LeBron James has been very vocal recently about his dislike of the sleeved jerseys which seem to be popular with the NBA hierarchy at the moment.
The Heat star's most recent criticism came after a low-scoring performance against the San Antonio Spurs, as he sought to explain his poor shooting form that night.
But while LeBron has struggled to adapt to the new designs - he has hit just 44.4% from the field in his three 'sleeved games' compared to 58.3 in the traditional jersey - the New York Times has shown that others are fairing much better.
Across the league this season, players wearing sleeved jerseys have made 46.3% of their shots while players shooting in normal jerseys average 45.3%.

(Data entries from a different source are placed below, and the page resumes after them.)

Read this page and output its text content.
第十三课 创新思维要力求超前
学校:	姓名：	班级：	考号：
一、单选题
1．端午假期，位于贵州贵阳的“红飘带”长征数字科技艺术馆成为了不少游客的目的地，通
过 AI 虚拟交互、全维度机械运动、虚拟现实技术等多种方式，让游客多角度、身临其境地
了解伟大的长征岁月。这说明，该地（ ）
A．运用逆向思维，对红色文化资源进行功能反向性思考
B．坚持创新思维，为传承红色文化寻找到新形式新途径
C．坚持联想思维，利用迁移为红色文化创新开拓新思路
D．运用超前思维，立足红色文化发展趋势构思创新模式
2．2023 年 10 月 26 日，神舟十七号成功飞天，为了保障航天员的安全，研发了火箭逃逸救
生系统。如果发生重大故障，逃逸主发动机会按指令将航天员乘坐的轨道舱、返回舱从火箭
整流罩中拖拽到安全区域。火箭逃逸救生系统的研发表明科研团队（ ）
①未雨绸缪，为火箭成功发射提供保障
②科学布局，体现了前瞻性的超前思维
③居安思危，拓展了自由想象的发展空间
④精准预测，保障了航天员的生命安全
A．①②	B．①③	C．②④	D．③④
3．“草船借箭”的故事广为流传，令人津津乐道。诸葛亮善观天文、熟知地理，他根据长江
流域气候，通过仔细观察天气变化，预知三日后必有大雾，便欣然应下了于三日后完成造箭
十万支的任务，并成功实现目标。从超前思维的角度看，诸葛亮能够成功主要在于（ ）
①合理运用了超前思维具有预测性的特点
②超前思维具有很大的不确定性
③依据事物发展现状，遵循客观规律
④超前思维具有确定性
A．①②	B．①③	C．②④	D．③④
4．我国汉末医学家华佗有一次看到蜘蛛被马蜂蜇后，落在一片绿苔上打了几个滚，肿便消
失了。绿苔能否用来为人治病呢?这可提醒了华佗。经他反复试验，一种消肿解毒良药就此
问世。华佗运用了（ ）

In fact, out of all the NBA teams to have donned the criticised jerseys only the Golden State Warriors are down on their field-goal season average whilst wearing sleeves, and even then only by 0.4% from 45.6 to 45.2.
And the Minnesota Timberwolves, who have worn sleeved jerseys 10 times in total, have been able to maintain the same field-goal percentages in both styles.
So while James himself is clearly affected by having to perform in sleeve jersey's it seems that the rest of the NBA is getting on just fine with the modern uniforms - even if they are not to everybody's taste.
Unfortunately for James' opponents however, the Miami Heat are not scheduled to wear sleeves again for the remainder of the campaign.